飛ぶ、空間を転移すると言う反則技を持つアイルでも、この世界の理に乗せられた彼女を連れていてはそれは出来ない。故の徒歩であった。
息の切れた声で聞けば、柔和な笑みが返ってきた。
「はい。それはもう」
「そうか」
とてもと続く言葉を阻み、再び歩くことに集中した。
「今の私の名前はシュイルと言うんですよ」
毎度変わる名前を憶えてはいなかったアイルにとって、その呟きはどうでも良いものだった。

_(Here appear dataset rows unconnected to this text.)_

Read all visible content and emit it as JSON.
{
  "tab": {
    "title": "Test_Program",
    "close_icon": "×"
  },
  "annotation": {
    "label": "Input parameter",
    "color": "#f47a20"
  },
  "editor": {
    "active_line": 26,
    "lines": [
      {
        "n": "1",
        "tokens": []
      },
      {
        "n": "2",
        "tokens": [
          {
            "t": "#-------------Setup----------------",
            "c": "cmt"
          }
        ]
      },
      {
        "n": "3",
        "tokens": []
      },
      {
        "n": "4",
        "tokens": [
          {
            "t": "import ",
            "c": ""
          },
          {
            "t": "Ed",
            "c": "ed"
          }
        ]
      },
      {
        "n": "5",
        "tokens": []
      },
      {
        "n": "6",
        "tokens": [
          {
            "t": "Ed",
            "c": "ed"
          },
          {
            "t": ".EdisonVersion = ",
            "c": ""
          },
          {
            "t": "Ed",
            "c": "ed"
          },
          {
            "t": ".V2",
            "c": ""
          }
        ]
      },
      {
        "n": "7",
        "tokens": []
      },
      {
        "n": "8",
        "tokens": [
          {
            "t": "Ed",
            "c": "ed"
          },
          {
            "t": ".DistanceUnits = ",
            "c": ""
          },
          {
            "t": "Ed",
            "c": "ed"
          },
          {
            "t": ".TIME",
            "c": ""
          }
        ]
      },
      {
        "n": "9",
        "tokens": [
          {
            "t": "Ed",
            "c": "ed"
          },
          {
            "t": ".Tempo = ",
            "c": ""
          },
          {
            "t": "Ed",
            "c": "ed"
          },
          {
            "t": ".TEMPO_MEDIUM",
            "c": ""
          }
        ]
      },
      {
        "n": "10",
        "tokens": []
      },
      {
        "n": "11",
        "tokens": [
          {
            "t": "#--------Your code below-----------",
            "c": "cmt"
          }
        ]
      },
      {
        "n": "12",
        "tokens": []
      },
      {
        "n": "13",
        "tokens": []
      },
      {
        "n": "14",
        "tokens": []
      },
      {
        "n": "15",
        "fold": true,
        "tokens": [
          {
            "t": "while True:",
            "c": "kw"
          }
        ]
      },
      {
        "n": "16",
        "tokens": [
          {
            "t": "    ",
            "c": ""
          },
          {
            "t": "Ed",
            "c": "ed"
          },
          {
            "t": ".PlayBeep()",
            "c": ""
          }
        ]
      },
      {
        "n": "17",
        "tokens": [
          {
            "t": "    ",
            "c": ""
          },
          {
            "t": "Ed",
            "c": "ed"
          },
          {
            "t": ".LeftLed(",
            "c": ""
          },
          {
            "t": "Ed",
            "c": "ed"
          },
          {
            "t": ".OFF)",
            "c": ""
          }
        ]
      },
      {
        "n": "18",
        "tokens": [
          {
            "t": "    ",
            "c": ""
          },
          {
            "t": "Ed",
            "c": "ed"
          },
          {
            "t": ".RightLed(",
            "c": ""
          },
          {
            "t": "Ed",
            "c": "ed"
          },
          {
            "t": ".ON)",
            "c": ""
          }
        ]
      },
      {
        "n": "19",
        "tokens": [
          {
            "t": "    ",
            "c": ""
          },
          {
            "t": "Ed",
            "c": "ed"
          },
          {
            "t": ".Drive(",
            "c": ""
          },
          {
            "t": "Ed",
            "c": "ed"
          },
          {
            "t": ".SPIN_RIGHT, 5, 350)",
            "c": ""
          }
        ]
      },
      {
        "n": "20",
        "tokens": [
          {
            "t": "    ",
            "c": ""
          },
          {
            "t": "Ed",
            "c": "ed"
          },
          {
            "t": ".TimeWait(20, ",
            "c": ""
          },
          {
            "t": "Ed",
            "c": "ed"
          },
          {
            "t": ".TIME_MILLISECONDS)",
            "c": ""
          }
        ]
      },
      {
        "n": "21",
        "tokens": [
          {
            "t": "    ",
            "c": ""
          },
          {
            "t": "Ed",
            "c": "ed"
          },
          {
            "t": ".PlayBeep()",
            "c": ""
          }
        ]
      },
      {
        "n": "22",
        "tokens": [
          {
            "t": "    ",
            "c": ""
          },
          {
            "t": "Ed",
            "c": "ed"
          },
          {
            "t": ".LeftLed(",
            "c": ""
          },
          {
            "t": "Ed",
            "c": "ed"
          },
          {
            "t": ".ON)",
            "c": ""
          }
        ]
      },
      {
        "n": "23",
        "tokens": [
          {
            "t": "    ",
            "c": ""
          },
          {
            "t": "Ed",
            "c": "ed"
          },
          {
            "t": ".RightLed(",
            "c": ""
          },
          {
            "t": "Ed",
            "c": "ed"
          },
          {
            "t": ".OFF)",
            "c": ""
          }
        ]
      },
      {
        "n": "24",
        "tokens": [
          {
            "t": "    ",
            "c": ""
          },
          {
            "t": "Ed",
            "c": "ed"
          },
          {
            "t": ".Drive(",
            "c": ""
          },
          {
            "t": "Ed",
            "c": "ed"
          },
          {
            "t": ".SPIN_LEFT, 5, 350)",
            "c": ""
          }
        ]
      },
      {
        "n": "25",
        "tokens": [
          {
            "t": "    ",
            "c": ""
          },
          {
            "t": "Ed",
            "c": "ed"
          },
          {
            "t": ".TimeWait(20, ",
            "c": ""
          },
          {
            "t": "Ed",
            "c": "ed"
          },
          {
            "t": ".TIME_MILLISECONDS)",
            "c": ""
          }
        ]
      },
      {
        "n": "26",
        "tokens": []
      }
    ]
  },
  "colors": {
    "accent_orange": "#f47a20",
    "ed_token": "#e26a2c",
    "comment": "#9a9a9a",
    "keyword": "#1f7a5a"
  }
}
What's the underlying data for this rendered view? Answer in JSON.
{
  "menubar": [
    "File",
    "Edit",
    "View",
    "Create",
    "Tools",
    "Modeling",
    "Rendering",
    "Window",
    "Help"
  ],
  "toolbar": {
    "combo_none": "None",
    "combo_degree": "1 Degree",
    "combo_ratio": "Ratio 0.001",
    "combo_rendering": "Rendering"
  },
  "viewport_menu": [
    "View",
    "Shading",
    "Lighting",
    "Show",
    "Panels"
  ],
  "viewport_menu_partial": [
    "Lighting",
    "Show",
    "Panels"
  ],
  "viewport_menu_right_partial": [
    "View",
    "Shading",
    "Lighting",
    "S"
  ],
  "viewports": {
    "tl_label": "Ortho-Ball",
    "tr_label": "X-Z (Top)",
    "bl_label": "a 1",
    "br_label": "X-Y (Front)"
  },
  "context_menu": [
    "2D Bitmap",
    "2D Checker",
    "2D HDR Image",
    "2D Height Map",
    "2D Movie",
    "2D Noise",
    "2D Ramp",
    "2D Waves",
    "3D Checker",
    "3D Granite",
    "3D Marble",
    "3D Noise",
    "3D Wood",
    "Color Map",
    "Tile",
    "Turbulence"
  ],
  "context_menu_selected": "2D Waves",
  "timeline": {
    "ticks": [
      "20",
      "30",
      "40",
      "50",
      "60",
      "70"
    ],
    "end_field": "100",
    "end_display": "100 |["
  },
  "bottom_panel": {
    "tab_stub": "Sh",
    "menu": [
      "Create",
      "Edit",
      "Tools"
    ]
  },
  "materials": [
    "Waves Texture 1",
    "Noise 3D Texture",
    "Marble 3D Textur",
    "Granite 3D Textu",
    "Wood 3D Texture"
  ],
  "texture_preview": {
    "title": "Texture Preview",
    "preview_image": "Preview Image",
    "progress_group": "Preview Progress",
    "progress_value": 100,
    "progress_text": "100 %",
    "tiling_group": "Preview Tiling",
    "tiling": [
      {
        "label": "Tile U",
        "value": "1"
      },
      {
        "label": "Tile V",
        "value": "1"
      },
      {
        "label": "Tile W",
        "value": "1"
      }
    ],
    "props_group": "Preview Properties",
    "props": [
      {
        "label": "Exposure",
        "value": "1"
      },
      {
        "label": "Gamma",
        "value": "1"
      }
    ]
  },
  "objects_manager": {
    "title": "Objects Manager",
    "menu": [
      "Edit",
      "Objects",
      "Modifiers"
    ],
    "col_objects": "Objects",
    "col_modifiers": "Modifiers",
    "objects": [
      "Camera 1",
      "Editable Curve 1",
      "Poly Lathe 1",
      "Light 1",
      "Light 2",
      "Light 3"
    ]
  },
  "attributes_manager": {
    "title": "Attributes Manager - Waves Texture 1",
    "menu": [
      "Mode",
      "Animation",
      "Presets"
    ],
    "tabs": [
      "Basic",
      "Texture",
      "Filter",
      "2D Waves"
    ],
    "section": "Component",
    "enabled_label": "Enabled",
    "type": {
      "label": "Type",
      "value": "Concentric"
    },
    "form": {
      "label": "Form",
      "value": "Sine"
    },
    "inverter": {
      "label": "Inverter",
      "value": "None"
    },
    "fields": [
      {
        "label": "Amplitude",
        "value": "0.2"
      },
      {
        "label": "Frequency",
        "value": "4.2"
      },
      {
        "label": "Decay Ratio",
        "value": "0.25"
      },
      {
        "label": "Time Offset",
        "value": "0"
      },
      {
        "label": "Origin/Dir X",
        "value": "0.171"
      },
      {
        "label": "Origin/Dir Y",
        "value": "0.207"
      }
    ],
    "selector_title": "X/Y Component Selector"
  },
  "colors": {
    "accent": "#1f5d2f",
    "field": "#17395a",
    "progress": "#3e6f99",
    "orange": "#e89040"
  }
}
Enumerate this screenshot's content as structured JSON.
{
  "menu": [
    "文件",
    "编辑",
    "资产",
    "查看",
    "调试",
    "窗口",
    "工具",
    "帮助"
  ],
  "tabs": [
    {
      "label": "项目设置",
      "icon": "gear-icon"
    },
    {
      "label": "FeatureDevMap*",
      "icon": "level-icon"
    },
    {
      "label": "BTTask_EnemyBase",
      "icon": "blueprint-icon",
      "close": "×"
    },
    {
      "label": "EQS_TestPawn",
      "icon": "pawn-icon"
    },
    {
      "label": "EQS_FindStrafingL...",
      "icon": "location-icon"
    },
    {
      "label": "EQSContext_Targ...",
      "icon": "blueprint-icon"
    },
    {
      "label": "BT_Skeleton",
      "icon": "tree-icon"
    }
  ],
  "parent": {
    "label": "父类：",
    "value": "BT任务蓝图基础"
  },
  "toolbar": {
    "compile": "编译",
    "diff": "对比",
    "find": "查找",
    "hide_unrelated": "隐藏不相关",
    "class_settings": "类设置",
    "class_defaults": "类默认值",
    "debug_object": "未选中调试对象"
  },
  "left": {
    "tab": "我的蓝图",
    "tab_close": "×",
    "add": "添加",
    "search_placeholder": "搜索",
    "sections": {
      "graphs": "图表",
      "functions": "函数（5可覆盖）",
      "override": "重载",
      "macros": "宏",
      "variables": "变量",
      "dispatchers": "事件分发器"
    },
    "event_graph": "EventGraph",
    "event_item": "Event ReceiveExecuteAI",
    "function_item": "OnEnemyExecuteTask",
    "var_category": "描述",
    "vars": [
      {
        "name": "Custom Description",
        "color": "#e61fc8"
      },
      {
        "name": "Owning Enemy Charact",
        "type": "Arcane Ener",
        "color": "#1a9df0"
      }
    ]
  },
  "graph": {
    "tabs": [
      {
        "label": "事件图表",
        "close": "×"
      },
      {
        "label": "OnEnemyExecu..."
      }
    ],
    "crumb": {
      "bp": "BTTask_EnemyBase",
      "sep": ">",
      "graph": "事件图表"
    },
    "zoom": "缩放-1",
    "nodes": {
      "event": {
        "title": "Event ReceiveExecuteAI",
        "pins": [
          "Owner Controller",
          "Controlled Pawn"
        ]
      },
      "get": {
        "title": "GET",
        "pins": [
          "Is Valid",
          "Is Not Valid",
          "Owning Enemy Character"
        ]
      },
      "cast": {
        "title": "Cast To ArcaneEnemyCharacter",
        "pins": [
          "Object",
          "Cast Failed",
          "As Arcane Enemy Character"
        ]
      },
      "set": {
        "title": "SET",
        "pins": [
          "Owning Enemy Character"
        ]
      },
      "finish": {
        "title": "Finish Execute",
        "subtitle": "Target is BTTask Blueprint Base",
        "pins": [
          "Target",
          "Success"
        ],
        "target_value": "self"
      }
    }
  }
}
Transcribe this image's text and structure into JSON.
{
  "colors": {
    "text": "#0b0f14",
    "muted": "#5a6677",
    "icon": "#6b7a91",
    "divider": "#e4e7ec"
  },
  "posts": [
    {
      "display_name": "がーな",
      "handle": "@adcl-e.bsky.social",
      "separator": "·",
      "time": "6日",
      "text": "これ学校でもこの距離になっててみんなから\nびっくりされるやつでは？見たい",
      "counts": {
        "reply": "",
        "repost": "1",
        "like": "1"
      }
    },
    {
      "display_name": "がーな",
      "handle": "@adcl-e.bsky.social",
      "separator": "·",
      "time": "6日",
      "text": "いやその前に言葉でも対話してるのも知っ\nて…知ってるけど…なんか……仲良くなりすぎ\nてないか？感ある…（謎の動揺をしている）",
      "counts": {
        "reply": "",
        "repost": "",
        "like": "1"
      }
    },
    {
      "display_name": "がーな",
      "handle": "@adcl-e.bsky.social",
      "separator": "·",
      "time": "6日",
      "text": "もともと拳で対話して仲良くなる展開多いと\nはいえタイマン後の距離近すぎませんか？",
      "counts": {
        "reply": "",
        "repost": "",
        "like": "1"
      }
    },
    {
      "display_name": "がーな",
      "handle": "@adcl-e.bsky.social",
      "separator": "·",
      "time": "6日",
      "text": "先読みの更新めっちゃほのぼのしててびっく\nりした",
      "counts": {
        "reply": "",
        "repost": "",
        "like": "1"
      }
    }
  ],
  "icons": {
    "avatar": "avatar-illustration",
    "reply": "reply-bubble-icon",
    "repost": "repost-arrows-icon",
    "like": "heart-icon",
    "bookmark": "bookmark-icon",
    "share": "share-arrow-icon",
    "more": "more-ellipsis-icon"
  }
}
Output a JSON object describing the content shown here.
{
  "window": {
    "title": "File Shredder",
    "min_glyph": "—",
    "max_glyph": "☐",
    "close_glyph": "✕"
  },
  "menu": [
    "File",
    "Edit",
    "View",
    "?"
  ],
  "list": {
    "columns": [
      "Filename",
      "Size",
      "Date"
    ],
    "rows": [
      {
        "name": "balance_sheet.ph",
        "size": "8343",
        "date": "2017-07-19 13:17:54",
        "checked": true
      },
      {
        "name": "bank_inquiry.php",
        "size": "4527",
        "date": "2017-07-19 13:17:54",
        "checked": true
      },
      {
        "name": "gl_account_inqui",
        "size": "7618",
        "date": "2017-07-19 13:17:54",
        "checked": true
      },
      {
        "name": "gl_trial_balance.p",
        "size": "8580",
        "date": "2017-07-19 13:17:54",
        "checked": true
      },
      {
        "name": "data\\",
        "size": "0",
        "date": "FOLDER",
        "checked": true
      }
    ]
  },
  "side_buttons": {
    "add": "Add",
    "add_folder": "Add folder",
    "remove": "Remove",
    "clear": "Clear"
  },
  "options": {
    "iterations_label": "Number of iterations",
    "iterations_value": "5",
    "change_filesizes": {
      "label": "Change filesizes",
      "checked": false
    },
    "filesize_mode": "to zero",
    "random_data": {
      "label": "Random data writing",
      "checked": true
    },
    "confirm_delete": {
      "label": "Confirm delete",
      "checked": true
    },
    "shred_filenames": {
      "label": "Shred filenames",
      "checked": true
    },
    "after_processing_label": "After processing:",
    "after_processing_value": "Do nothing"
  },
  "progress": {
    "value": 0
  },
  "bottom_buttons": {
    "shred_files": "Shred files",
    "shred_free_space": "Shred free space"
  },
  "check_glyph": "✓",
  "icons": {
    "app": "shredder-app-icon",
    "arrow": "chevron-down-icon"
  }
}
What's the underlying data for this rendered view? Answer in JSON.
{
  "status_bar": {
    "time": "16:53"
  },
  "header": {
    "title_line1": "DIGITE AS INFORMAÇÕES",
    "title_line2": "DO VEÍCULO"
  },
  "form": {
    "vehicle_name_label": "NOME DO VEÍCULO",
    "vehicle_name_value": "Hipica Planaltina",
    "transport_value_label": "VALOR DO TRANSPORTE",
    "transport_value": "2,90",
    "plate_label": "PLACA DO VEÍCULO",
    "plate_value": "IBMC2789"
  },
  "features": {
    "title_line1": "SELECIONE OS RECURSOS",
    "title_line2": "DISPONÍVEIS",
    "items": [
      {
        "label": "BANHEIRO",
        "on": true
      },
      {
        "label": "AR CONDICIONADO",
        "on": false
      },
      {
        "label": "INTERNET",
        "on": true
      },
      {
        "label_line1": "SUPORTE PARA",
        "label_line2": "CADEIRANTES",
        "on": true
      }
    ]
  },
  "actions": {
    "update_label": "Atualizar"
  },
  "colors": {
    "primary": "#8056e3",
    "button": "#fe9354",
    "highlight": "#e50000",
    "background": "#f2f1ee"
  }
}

もう数えきれない程の運命を歩いている彼女の名前など、過ぎ去る日々の想い出に近い。
「そうか」
彼にとって彼女は永遠に、出会った時と同じ『ハバナ』であり、その姿形がどれ程変わろうとも変わらずに彼女は彼女であった。
それでも、相手はそうではないんだ。
歯噛みしたくなる事実が、一つあった。
それは神さえ嘆くこと。
「…あのお方は今度はどんなお姿なのでしょうね」
彼女の運命の相手、その存在の変容はまさに人と言えた。
永遠を語るに値しないその堕落した生は、怠惰な人間を表すにはうってつけ。
欲にまみれ快楽にだらしなく、手段など択ばぬその本性は時代がどれだけ変わろうとも変わらない。
永遠を語る彼女の忠実なる想いすら、時に利用する薄汚さ。
軽薄な言葉、それでも永遠を近い運命の輪にのせられていることを正直納得できないでいた。
どうすれば、あの男を永遠を誓い想っていられるのか、不思議で仕方がなかった。